Well, here we are two weeks in - still maintaining distance. I know we're all in the same boat, but since it's late (as always) I wanted to jot down some rough thoughts from the past week, my personal experience.
Yesterday I moved my patio table and chairs to my front lawn - am currently growing sweet potato slips in jars. No idea if they will work out, but I wanted to give it a shot. I planted the rest of my garden this week on Tuesday: beets, radishes, spinach, beans, carrots, lettuce, and strawberries. With Spring finally arriving, I've been going on daily walks and taking in the falling cherry blossoms, getting out and enjoying the beautiful Atlanta weather (if you ignore the pollen count). Windows have been open during the day, and the fresh air has been so refreshing.
There have been plenty of opportunities for prayer recently. I mentioned this before, but my girlfriend and I have been praying daily Rosary in the morning at 7:30am; Angelus at noon; and Divine Mercy Chaplet (with a group) at 3pm. I've also been generally keeping up with daily scripture reading. We're up to Tobit, Second Isaiah, and the Gospel of Mark. Two thirds through reading the Bible "in a year" (which I've been working on for about 2-1/2 years).
Early this week I was working through Lamentations, Jeremiah describing the Babylonian Exile, and the Passion narrative in Matthew's gospel - so many parallels with today's circumstances.
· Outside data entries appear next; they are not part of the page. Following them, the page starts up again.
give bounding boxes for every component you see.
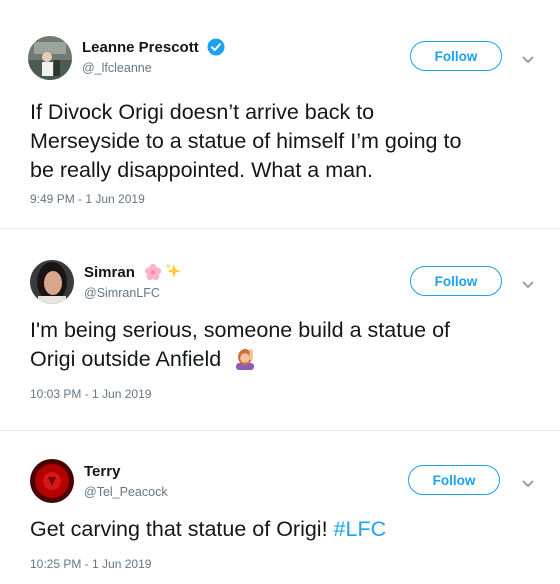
user-handle[interactable]: @SimranLFC	[84, 286, 160, 300]
divider	[0, 228, 560, 229]
user-handle[interactable]: @Tel_Peacock	[84, 485, 168, 499]
follow-button[interactable]: Follow	[410, 266, 502, 296]
verified-badge-icon	[207, 38, 225, 56]
tweet-text-fragment: Origi outside Anfield	[30, 347, 222, 371]
chevron-down-icon[interactable]	[521, 277, 535, 289]
divider	[0, 430, 560, 431]
follow-button[interactable]: Follow	[410, 41, 502, 71]
timestamp[interactable]: 10:03 PM - 1 Jun 2019	[30, 387, 151, 401]
person-raising-hand-icon	[233, 346, 257, 371]
user-handle[interactable]: @_lfcleanne	[82, 61, 152, 75]
tweet-text-line: be really disappointed. What a man.	[30, 158, 374, 182]
cherry-blossom-icon	[144, 263, 162, 281]
user-name[interactable]: Terry	[84, 463, 120, 480]
tweet-text-line-with-emoji: Origi outside Anfield	[30, 345, 257, 374]
avatar[interactable]	[30, 459, 74, 503]
tweet-text-line: Merseyside to a statue of himself I’m go…	[30, 129, 462, 153]
follow-button[interactable]: Follow	[408, 465, 500, 495]
hashtag-link[interactable]: #LFC	[334, 517, 387, 541]
tweet-1: Leanne Prescott @_lfcleanne Follow If Di…	[0, 0, 560, 220]
sparkles-icon	[164, 262, 182, 280]
avatar[interactable]	[30, 260, 74, 304]
user-name[interactable]: Leanne Prescott	[82, 39, 199, 56]
timestamp[interactable]: 10:25 PM - 1 Jun 2019	[30, 557, 151, 571]
chevron-down-icon[interactable]	[521, 476, 535, 488]
avatar[interactable]	[28, 36, 72, 80]
tweet-text-fragment: Get carving that statue of Origi!	[30, 517, 328, 541]
tweet-text-line: I'm being serious, someone build a statu…	[30, 318, 451, 342]
tweet-text-line: If Divock Origi doesn’t arrive back to	[30, 100, 375, 124]
user-name[interactable]: Simran	[84, 264, 135, 281]
chevron-down-icon[interactable]	[521, 52, 535, 64]
timestamp[interactable]: 9:49 PM - 1 Jun 2019	[30, 192, 145, 206]
tweet-text-line: Get carving that statue of Origi! #LFC	[30, 515, 386, 544]
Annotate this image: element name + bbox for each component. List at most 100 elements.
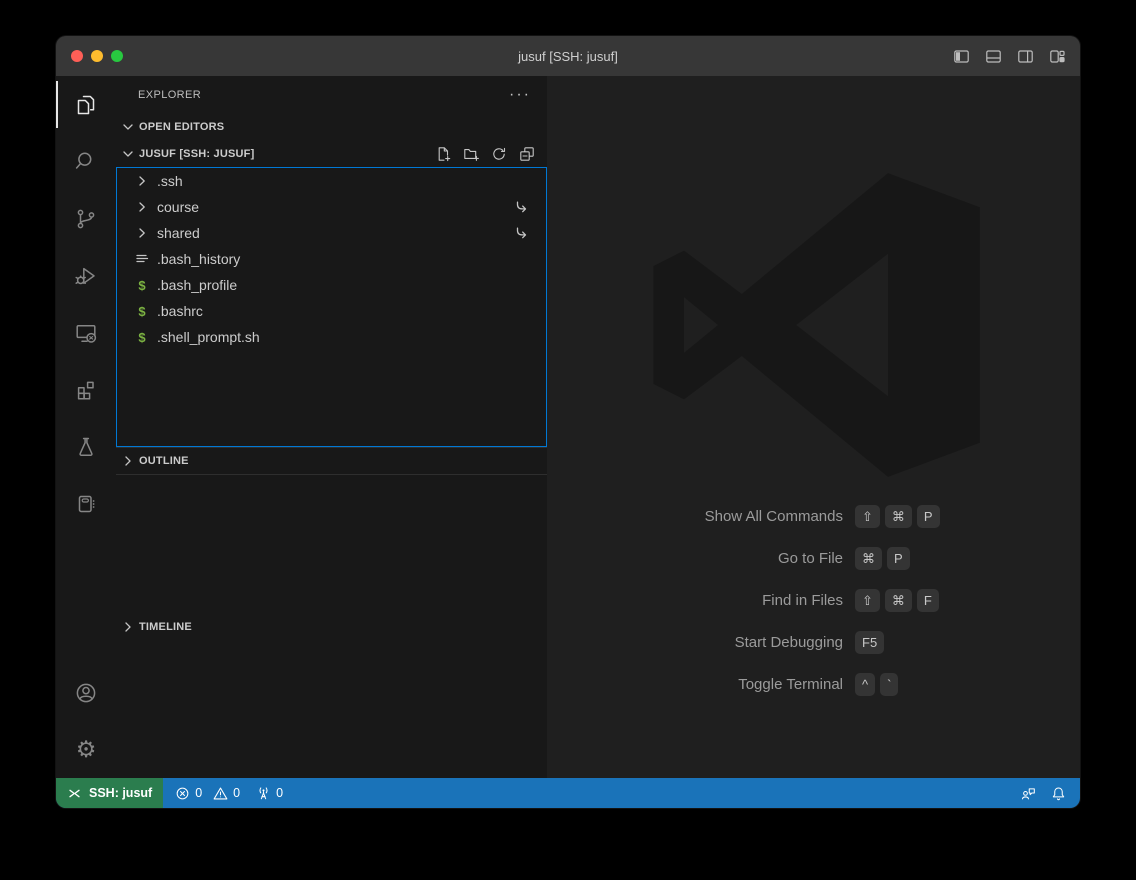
editor-area: Show All Commands ⇧ ⌘ P Go to File ⌘ P F (547, 76, 1080, 778)
tree-item-shared[interactable]: shared (117, 220, 546, 246)
chevron-right-icon (134, 225, 150, 241)
new-file-icon[interactable] (435, 146, 451, 162)
shortcut-keys: ⇧ ⌘ P (855, 505, 940, 528)
outline-label: OUTLINE (139, 455, 189, 467)
extensions-icon[interactable] (56, 361, 116, 418)
vscode-watermark-logo (650, 170, 990, 480)
errors-icon (175, 786, 190, 801)
keycap: ^ (855, 673, 875, 696)
watermark-shortcuts: Show All Commands ⇧ ⌘ P Go to File ⌘ P F (547, 502, 1080, 712)
tree-item-shell-prompt[interactable]: $ .shell_prompt.sh (117, 324, 546, 350)
toggle-panel-icon[interactable] (985, 48, 1002, 65)
shell-script-icon: $ (134, 304, 150, 319)
testing-icon[interactable] (56, 418, 116, 475)
chevron-down-icon (120, 146, 136, 162)
remote-label: SSH: jusuf (89, 786, 152, 800)
workspace-label: JUSUF [SSH: JUSUF] (139, 148, 254, 160)
file-name: .shell_prompt.sh (157, 329, 260, 345)
shortcut-label: Find in Files (547, 592, 843, 609)
ports-indicator[interactable]: 0 (256, 786, 283, 801)
run-and-debug-icon[interactable] (56, 247, 116, 304)
shortcut-keys: ⇧ ⌘ F (855, 589, 939, 612)
new-folder-icon[interactable] (463, 146, 479, 162)
sidebar-title: EXPLORER (138, 89, 201, 101)
keycap: ⌘ (855, 547, 882, 570)
close-window-button[interactable] (71, 50, 83, 62)
title-bar: jusuf [SSH: jusuf] (56, 36, 1080, 76)
file-name: .bash_profile (157, 277, 237, 293)
warnings-icon (213, 786, 228, 801)
status-bar-right (1021, 786, 1080, 801)
status-bar: SSH: jusuf 0 0 0 (56, 778, 1080, 808)
folder-name: course (157, 199, 199, 215)
tree-item-course[interactable]: course (117, 194, 546, 220)
window-title: jusuf [SSH: jusuf] (518, 49, 618, 64)
activity-bar: ⚙ (56, 76, 116, 778)
outline-section-header[interactable]: OUTLINE (116, 447, 547, 474)
warning-count: 0 (233, 786, 240, 800)
timeline-section-header[interactable]: TIMELINE (116, 474, 547, 778)
sidebar-header: EXPLORER ··· (116, 76, 547, 113)
open-editors-section-header[interactable]: OPEN EDITORS (116, 113, 547, 140)
shortcut-row: Start Debugging F5 (547, 628, 1080, 656)
chevron-right-icon (120, 453, 136, 469)
keycap: P (887, 547, 910, 570)
keycap: P (917, 505, 940, 528)
zoom-window-button[interactable] (111, 50, 123, 62)
traffic-lights (71, 50, 123, 62)
shortcut-row: Go to File ⌘ P (547, 544, 1080, 572)
feedback-icon[interactable] (1021, 786, 1036, 801)
explorer-icon[interactable] (56, 76, 116, 133)
toggle-secondary-sidebar-icon[interactable] (1017, 48, 1034, 65)
shortcut-label: Go to File (547, 550, 843, 567)
remote-explorer-icon[interactable] (56, 304, 116, 361)
error-count: 0 (195, 786, 202, 800)
keycap: ⌘ (885, 505, 912, 528)
search-icon[interactable] (56, 133, 116, 190)
shell-script-icon: $ (134, 278, 150, 293)
account-icon[interactable] (56, 664, 116, 721)
file-name: .bashrc (157, 303, 203, 319)
chevron-down-icon (120, 119, 136, 135)
keycap: ⇧ (855, 505, 880, 528)
tree-item-bash-profile[interactable]: $ .bash_profile (117, 272, 546, 298)
explorer-sidebar: EXPLORER ··· OPEN EDITORS JUSUF [SSH: JU… (116, 76, 547, 778)
shortcut-row: Toggle Terminal ^ ` (547, 670, 1080, 698)
minimize-window-button[interactable] (91, 50, 103, 62)
symlink-arrow-icon (513, 199, 529, 215)
notifications-bell-icon[interactable] (1051, 786, 1066, 801)
workspace-section-header[interactable]: JUSUF [SSH: JUSUF] (116, 140, 547, 167)
shortcut-keys: F5 (855, 631, 884, 654)
shortcut-row: Find in Files ⇧ ⌘ F (547, 586, 1080, 614)
keycap: ` (880, 673, 898, 696)
shortcut-label: Show All Commands (547, 508, 843, 525)
notebook-icon[interactable] (56, 475, 116, 532)
toggle-primary-sidebar-icon[interactable] (953, 48, 970, 65)
shortcut-keys: ⌘ P (855, 547, 910, 570)
source-control-icon[interactable] (56, 190, 116, 247)
remote-indicator[interactable]: SSH: jusuf (56, 778, 163, 808)
folder-name: shared (157, 225, 200, 241)
tree-item-bash-history[interactable]: .bash_history (117, 246, 546, 272)
radio-tower-icon (256, 786, 271, 801)
refresh-icon[interactable] (491, 146, 507, 162)
folder-name: .ssh (157, 173, 183, 189)
ports-count: 0 (276, 786, 283, 800)
keycap: ⇧ (855, 589, 880, 612)
settings-gear-icon[interactable]: ⚙ (56, 721, 116, 778)
file-tree: .ssh course shared .bash_history (116, 167, 547, 447)
tree-item-bashrc[interactable]: $ .bashrc (117, 298, 546, 324)
shortcut-row: Show All Commands ⇧ ⌘ P (547, 502, 1080, 530)
remote-icon (67, 786, 82, 801)
shortcut-label: Start Debugging (547, 634, 843, 651)
tree-item-ssh[interactable]: .ssh (117, 168, 546, 194)
problems-indicator[interactable]: 0 0 (175, 786, 240, 801)
file-name: .bash_history (157, 251, 240, 267)
chevron-right-icon (120, 619, 136, 635)
collapse-folders-icon[interactable] (519, 146, 535, 162)
more-actions-icon[interactable]: ··· (509, 90, 531, 100)
text-file-icon (134, 251, 150, 267)
symlink-arrow-icon (513, 225, 529, 241)
timeline-label: TIMELINE (139, 621, 192, 633)
customize-layout-icon[interactable] (1049, 48, 1066, 65)
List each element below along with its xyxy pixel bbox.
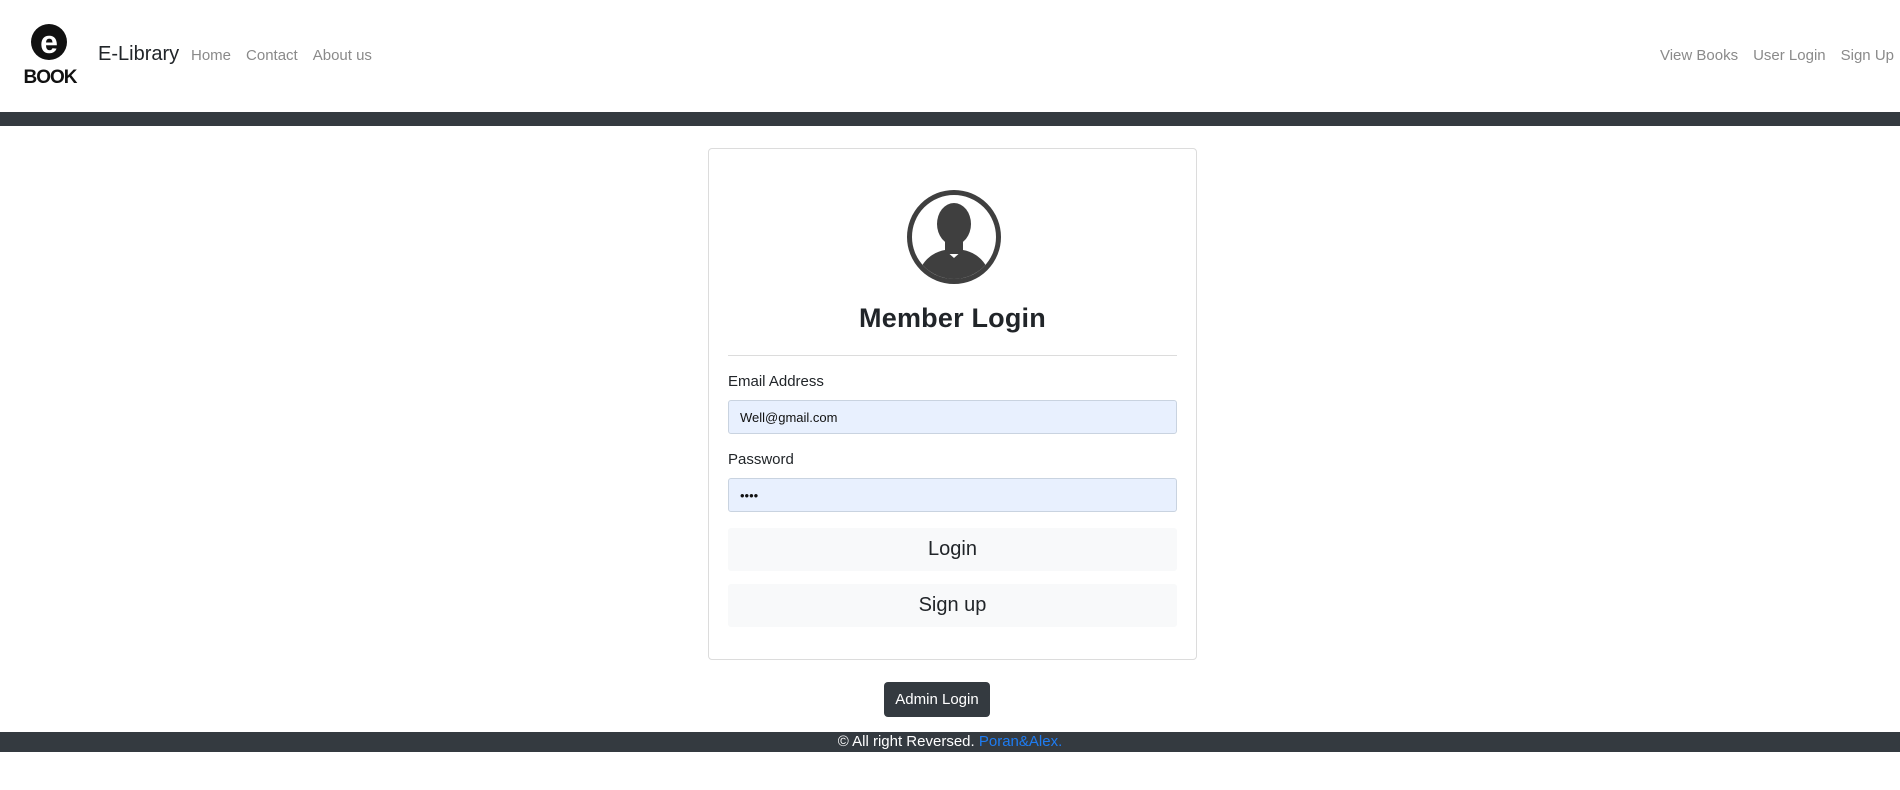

In the meantime Sam and Frodo were entering Cirith Ungol and approaching Shelob's lair. I told my girlfriend - I need something positive and uplifting to read.
This week, and especially today, I've been missing human contact. While video chatting is nice at helping maintain connections, you just can't look eye-to-eye because of the location of the camera. Beyond that, there is just a certain dimension that is missing, and I'm really starting to ache for physical touch.
You know what, though? That's a good thing. I would be sorely disappointed if I found myself entirely comfortable with being alone. Having a longing and recognizing a lack are the healthy response to reality - we aren't supposed to find our hearts satisfied easily, because they hunger for greater things. So I am encouraged by the fact that I want more, and better, even as I trust God in the solitude and try to offer it to Him as a sacrifice.
Off to bed now, and off of technology for a bit (though I'll still be blogging and video chatting). Time to get in touch with the simplicity and beauty of reality again.